Mexico’s own refineries are operating at about 35% of their capacity because Pemex hasn’t had the funds to invest in them, making the country reliant on foreign fuels to meet domestic demand. About 65% of the gasoline that Pemex sells in Mexico is imported, mostly from the U.S.
As plans go forward for the Dos Bocas refinery -- in Lopez Obrador’s home state of Tabasco -- questions about the viability mount. Pemex is expected to report further declines in oil output in its second-quarter results Friday. The company has recorded a loss in adjusted income every year since 2013, and production has been sinking for 14 years.
It’s five-year business plan the company released this month didn’t go over well with investors. The worry is that without help from the private sector, Pemex is on track for another downgrade after Fitch Ratings Inc. cut its bonds to junk last month.
That came after Lopez Obrador dialed back energy reforms enacted by the previous administration, and moved to freeze oil auctions and joint-ventures that had enabled Mexico to develop fields with private partners.
According to the business plan, Pemex won’t get added funds to drill in 2021 and 2022 but will receive as much as $3.9-billion for the Dos Bocas refinery. It is envisioned as having capacity to process 340,000 bpd, making it the biggest refinery in the country.
Nahle toured Jamnagar in late 2017 while she was a national lawmaker sitting on the energy committee in Congress. Lopez Obrador named her as his pick for energy minister a few months later in the lead up to elections. Nahle thought that Mexico could replicate part of what she saw in India, with the help of foreign expertise. But that was dashed.
In May this year, Lopez Obrador handed the project to Pemex because six international companies that were invited to bid failed to meet his budget and demands that construction be completed in three years.
“Those companies didn’t want to pretend that something can be done in a timeline it can’t be, or for a budget it can’t be,” Viscidi said.
And for Lopez Obrador, the refinery “is something concrete that he can show he’s doing to reduce dependency on the U.S., even if it doesn’t get finished during his term,” Viscidi said. “I think he believes that his supporters are really going to like that.”
Maybe so.

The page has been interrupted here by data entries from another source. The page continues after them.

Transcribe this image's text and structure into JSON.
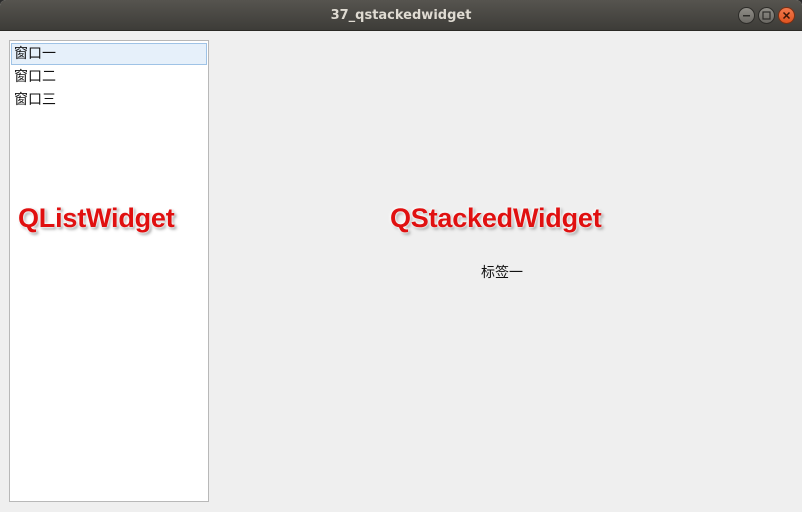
{
  "window": {
    "title": "37_qstackedwidget"
  },
  "list": {
    "items": [
      {
        "label": "窗口一",
        "selected": true
      },
      {
        "label": "窗口二",
        "selected": false
      },
      {
        "label": "窗口三",
        "selected": false
      }
    ]
  },
  "annotations": {
    "list_widget": "QListWidget",
    "stacked_widget": "QStackedWidget"
  },
  "stack": {
    "current_label": "标签一"
  },
  "colors": {
    "annotation": "#e01010",
    "selection_bg": "#e6f0fa",
    "titlebar": "#46453f",
    "close_button": "#e9612f"
  }
}
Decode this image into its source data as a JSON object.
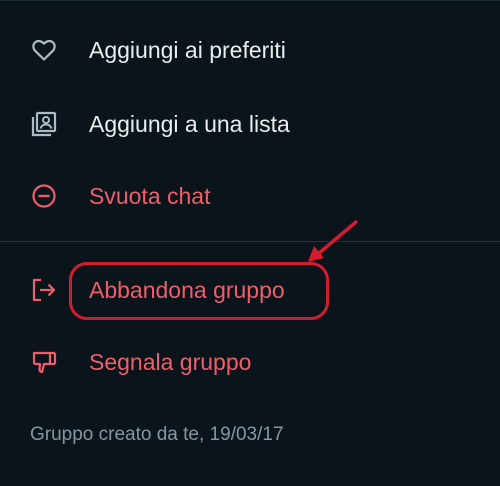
{
  "menu": {
    "items": [
      {
        "id": "favorites",
        "label": "Aggiungi ai preferiti",
        "icon": "heart-outline-icon",
        "style": "light"
      },
      {
        "id": "add-list",
        "label": "Aggiungi a una lista",
        "icon": "contact-list-icon",
        "style": "light"
      },
      {
        "id": "clear-chat",
        "label": "Svuota chat",
        "icon": "minus-circle-icon",
        "style": "danger"
      },
      {
        "id": "leave-group",
        "label": "Abbandona gruppo",
        "icon": "exit-icon",
        "style": "danger"
      },
      {
        "id": "report-group",
        "label": "Segnala gruppo",
        "icon": "thumbs-down-icon",
        "style": "danger"
      }
    ]
  },
  "footer": {
    "created_note": "Gruppo creato da te, 19/03/17"
  },
  "colors": {
    "background": "#0b141a",
    "text_light": "#e9edef",
    "danger": "#ef5e6a",
    "muted": "#8696a0",
    "annotation": "#d31d2f"
  }
}
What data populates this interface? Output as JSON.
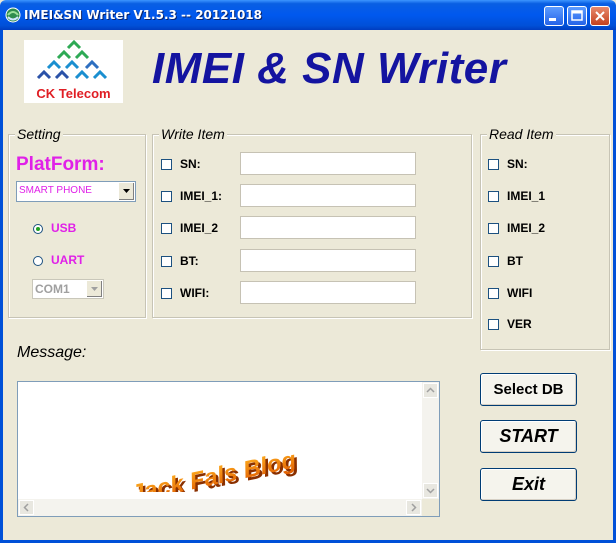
{
  "window": {
    "title": "IMEI&SN Writer V1.5.3 -- 20121018"
  },
  "logo": {
    "text": "CK Telecom"
  },
  "app_title": "IMEI & SN Writer",
  "setting": {
    "legend": "Setting",
    "platform_label": "PlatForm:",
    "platform_value": "SMART PHONE",
    "connection_options": [
      {
        "label": "USB",
        "selected": true
      },
      {
        "label": "UART",
        "selected": false
      }
    ],
    "com_port": "COM1"
  },
  "write_item": {
    "legend": "Write Item",
    "items": [
      {
        "label": "SN:",
        "checked": false,
        "value": ""
      },
      {
        "label": "IMEI_1:",
        "checked": false,
        "value": ""
      },
      {
        "label": "IMEI_2",
        "checked": false,
        "value": ""
      },
      {
        "label": "BT:",
        "checked": false,
        "value": ""
      },
      {
        "label": "WIFI:",
        "checked": false,
        "value": ""
      }
    ]
  },
  "read_item": {
    "legend": "Read Item",
    "items": [
      {
        "label": "SN:",
        "checked": false
      },
      {
        "label": "IMEI_1",
        "checked": false
      },
      {
        "label": "IMEI_2",
        "checked": false
      },
      {
        "label": "BT",
        "checked": false
      },
      {
        "label": "WIFI",
        "checked": false
      },
      {
        "label": "VER",
        "checked": false
      }
    ]
  },
  "message": {
    "label": "Message:",
    "content": "",
    "watermark": "Jack Fals Blog"
  },
  "buttons": {
    "select_db": "Select DB",
    "start": "START",
    "exit": "Exit"
  },
  "colors": {
    "title_blue": "#1414a0",
    "magenta": "#e020e8",
    "brand_red": "#e01e24",
    "xp_blue": "#0050d8"
  },
  "icons": {
    "window": "app-icon",
    "minimize": "minimize-icon",
    "maximize": "maximize-icon",
    "close": "close-icon",
    "logo": "ck-telecom-logo"
  }
}
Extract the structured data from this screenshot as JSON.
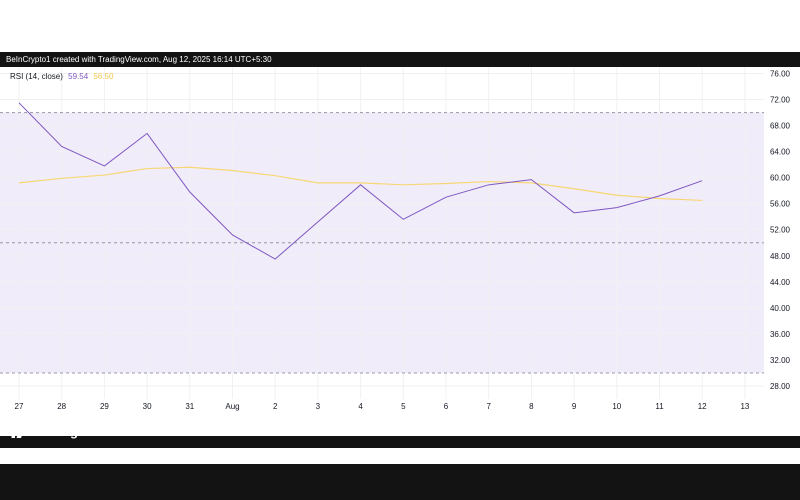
{
  "header": {
    "attribution": "BeInCrypto1 created with TradingView.com, Aug 12, 2025 16:14 UTC+5:30"
  },
  "legend": {
    "indicator": "RSI (14, close)",
    "rsi_value": "59.54",
    "ma_value": "56.50"
  },
  "footer": {
    "logo_text": "TradingView"
  },
  "colors": {
    "rsi_line": "#7e57c2",
    "ma_line": "#f7d774",
    "band_fill": "#f1ecfa",
    "dashed_level": "#9598a1",
    "grid": "#f0f1f3",
    "axis_text": "#131722"
  },
  "chart_data": {
    "type": "line",
    "x": [
      "27",
      "28",
      "29",
      "30",
      "31",
      "Aug",
      "2",
      "3",
      "4",
      "5",
      "6",
      "7",
      "8",
      "9",
      "10",
      "11",
      "12",
      "13"
    ],
    "ylim": [
      26.0,
      77.0
    ],
    "y_ticks": [
      "76.00",
      "72.00",
      "68.00",
      "64.00",
      "60.00",
      "56.00",
      "52.00",
      "48.00",
      "44.00",
      "40.00",
      "36.00",
      "32.00",
      "28.00"
    ],
    "levels": {
      "upper": 70,
      "middle": 50,
      "lower": 30
    },
    "series": [
      {
        "name": "RSI",
        "values": [
          71.5,
          64.8,
          61.8,
          66.8,
          57.8,
          51.2,
          47.5,
          53.2,
          58.9,
          53.6,
          57.0,
          58.9,
          59.7,
          54.6,
          55.4,
          57.2,
          59.54,
          null
        ]
      },
      {
        "name": "MA",
        "values": [
          59.2,
          59.9,
          60.4,
          61.4,
          61.6,
          61.1,
          60.3,
          59.2,
          59.2,
          58.9,
          59.1,
          59.4,
          59.2,
          58.3,
          57.3,
          56.8,
          56.5,
          null
        ]
      }
    ],
    "grid": true
  }
}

But one more refinery to Pemex’s already struggling six could make matters worse in a scenario where Pemex is seen as too big to fail.
The taxes and fees it pays make up 20% of the budget in a country that is teetering on the brink of recession. The company’s $106.5-billion debt -- the largest of any oil company -- is a national liability.
Regionally, new refinery projects have tended to cost more than the international average, said Ixchel Castro, oil and refining markets manager for Latin America at Wood Mackenzie Ltd. The cost of building new refining capacity typically ranges between $20,000 and $30,000/bbl, while Ecuador’s proposed El Pacifico refinery had an initial budget of $30,000, and Brazil’s recently built Refinaria Abreu e Lima SA is closer to $80,000/bbl, said Castro.
Hurricanes in the area and flooding are also concerns, said Miriam Grunstein, chief energy counsel at Brilliant Energy Consulting and nonresident scholar at the Baker Institute Mexico Center.
“Tabasco is a state that is prone to hurricanes, and building an adequate system of flood containment for the refinery would cost a lot of money,” she said. “There’s no data to support that this refinery will produce a barrel at lower cost -- or to the benefit of gasoline consumers.”